From Ed Kilgore at Democratic Strategist on the on-going contest for RNC chair:
UDATE (the last, I promise!): One of the issues about Monday’s RNC candidate debate that went largely unnoticed was that a Republican Party supposedly determined to turn the page on the Bush-Delay Era allowed the very symbol of some of the worst aspects of that era, Grover Norquist, to call and moderate the debate. Ah, but I missed one dissent: from the conservative pundit Michelle Malkin, who did a post entitled “The GOP’s Grover Norquist Problem and the RNC Debate.” Could it be that Malkin would note the irony of the very father of the K Street Strategy, and the principal enthusiast for the deficit-celebrating Starve the Beast fiscal philosophy, presiding over deliberations of this supposedly cleancut, corporate-bailout-opposing, and fiscally righteous party?
Nope. Malkin’s complaints was this:
“Some of us have not forgotten how Norquist made common cause with the left-wing zealots at People for the American Way in a forum bashing the Patriot Act — and how he forged even more dangerous alliances in the name of Muslim GOP outreach.”In the current atmosphere, Grover Norquist’s sin is that he’s not conservative enough. Gaze in awe.
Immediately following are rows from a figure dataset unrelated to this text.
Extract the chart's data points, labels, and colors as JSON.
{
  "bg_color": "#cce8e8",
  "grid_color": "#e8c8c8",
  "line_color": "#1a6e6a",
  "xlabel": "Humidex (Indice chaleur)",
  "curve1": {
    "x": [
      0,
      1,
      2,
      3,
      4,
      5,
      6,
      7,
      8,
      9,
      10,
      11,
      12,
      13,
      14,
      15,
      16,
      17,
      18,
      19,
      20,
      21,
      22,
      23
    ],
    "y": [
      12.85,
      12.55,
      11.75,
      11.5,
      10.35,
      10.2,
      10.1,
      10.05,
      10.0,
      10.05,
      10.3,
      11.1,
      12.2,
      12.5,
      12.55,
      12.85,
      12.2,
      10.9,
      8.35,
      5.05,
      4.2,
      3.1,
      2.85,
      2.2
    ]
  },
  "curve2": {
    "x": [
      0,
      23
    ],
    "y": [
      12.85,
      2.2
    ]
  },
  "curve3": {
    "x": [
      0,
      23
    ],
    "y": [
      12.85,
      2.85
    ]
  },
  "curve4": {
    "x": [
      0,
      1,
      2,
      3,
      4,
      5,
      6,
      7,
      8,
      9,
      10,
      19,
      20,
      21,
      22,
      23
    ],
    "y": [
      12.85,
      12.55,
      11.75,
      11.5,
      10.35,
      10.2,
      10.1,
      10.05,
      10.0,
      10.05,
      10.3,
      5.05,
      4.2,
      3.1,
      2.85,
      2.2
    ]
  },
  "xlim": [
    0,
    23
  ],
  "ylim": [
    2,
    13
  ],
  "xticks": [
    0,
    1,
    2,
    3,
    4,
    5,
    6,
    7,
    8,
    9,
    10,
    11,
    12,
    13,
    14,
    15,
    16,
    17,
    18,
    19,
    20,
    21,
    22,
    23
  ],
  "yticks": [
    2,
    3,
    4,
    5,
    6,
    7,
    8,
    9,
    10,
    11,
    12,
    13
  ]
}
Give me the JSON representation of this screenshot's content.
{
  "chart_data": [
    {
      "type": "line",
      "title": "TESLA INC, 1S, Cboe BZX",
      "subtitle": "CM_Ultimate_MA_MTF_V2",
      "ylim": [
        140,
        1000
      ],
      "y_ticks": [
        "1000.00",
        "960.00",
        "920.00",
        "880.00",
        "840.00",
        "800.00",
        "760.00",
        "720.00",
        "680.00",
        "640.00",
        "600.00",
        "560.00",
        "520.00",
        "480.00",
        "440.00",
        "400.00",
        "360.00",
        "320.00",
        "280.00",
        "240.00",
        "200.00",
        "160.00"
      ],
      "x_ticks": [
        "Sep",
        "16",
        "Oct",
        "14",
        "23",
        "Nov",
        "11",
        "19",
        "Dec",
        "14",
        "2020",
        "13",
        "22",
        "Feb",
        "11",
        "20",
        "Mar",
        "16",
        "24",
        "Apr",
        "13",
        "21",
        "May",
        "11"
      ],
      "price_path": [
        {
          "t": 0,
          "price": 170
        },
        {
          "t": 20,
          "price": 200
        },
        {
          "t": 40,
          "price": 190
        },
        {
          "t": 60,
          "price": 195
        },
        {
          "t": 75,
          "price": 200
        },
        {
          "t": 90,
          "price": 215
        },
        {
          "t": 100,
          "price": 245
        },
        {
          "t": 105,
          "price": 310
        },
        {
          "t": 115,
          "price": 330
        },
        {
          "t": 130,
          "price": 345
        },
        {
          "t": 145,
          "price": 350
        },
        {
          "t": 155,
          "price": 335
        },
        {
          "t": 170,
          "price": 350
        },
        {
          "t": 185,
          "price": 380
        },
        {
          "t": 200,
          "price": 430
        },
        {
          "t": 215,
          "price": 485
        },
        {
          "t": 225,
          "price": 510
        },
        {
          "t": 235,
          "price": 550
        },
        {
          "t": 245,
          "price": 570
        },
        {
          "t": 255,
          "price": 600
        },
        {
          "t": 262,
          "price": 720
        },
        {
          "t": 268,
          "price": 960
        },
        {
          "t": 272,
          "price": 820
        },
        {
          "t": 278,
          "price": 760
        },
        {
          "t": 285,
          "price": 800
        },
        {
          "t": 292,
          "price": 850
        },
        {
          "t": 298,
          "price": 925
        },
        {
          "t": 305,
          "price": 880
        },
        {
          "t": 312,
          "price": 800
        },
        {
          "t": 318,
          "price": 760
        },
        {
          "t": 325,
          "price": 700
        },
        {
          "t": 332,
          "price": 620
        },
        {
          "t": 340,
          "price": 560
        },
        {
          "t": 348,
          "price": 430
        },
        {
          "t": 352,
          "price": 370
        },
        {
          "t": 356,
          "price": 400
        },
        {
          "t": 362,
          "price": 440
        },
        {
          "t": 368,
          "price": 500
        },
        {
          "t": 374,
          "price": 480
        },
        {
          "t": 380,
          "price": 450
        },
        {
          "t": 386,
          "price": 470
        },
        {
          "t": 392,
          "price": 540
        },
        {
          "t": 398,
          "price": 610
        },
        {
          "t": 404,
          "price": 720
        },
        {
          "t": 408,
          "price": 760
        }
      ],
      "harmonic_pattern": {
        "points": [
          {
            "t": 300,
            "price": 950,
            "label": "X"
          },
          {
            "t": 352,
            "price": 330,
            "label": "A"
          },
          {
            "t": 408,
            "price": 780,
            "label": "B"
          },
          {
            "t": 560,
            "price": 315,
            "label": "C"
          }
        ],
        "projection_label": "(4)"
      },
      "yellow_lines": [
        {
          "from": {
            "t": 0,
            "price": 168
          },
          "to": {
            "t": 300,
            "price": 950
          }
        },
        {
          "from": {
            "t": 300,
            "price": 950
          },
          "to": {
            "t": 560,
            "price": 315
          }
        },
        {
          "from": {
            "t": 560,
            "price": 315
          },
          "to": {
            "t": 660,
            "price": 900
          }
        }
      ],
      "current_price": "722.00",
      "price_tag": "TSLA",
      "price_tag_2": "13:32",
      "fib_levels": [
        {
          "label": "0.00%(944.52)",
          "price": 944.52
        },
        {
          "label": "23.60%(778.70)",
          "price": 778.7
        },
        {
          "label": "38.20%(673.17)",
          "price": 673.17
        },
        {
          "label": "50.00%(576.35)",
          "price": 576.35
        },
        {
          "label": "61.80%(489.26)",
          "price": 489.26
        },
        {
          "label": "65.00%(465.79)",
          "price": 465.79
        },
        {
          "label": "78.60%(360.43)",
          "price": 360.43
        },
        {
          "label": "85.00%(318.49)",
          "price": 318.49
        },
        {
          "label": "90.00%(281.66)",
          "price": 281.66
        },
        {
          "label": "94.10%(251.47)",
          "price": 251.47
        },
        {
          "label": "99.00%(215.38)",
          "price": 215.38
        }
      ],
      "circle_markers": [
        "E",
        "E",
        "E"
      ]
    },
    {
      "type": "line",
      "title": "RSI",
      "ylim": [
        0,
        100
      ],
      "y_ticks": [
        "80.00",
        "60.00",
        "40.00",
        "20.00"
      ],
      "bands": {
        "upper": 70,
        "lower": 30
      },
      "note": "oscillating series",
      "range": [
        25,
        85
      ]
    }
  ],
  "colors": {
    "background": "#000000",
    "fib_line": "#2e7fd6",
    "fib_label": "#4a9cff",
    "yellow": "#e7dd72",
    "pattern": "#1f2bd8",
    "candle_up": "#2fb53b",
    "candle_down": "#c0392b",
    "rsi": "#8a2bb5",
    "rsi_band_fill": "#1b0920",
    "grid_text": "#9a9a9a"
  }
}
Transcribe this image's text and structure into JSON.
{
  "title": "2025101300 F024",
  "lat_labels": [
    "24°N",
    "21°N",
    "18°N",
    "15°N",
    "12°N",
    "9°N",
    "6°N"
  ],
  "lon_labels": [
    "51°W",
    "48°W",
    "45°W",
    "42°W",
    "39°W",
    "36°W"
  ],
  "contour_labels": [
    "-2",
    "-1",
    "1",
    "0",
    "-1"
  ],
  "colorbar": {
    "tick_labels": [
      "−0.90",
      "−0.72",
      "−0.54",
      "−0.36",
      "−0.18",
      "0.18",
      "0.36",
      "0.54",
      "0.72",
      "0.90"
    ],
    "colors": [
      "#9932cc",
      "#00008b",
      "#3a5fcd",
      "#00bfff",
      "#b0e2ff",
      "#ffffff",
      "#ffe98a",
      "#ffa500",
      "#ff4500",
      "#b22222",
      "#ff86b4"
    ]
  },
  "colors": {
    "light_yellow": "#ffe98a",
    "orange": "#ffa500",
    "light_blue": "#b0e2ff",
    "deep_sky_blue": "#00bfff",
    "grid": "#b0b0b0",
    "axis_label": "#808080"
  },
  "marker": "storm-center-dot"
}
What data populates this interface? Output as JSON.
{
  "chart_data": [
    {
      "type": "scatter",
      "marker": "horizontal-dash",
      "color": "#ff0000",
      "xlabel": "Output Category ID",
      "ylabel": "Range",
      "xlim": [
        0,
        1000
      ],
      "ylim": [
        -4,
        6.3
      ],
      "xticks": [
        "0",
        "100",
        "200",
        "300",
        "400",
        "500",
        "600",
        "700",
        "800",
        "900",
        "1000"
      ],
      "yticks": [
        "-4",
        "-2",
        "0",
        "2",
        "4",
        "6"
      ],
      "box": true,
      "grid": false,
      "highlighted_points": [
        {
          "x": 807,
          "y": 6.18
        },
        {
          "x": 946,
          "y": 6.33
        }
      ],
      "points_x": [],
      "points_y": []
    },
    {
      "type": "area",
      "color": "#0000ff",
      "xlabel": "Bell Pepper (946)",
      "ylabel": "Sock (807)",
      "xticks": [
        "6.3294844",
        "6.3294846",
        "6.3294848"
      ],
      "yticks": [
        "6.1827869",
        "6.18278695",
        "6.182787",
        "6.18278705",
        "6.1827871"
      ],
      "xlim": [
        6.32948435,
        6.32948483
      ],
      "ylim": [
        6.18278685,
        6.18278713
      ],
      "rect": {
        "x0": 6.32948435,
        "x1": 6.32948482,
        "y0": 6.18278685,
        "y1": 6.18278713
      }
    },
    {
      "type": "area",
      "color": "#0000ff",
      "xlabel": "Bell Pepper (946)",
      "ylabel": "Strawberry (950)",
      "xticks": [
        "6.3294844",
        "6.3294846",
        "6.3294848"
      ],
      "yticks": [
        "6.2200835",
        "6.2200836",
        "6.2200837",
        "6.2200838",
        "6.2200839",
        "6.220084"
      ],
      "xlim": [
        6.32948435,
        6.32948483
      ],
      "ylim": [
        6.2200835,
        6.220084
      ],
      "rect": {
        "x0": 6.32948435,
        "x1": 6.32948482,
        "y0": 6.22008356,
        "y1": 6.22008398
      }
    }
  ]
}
http://www.thedemocraticstrategist.org/
update: in an earlier post, Kilgore observes this head-shaking phenomenon that I’ve written about previously:
But the widespread, almost universal conservative search for anything, everything, other than ideology as the source of the GOP’s demographic problems could well be a blind spot that keeps them wandering in the wilderness, endlessly looking for more attractive ways to package the same product. It would be nice to see a few more conservatives consider that possibility.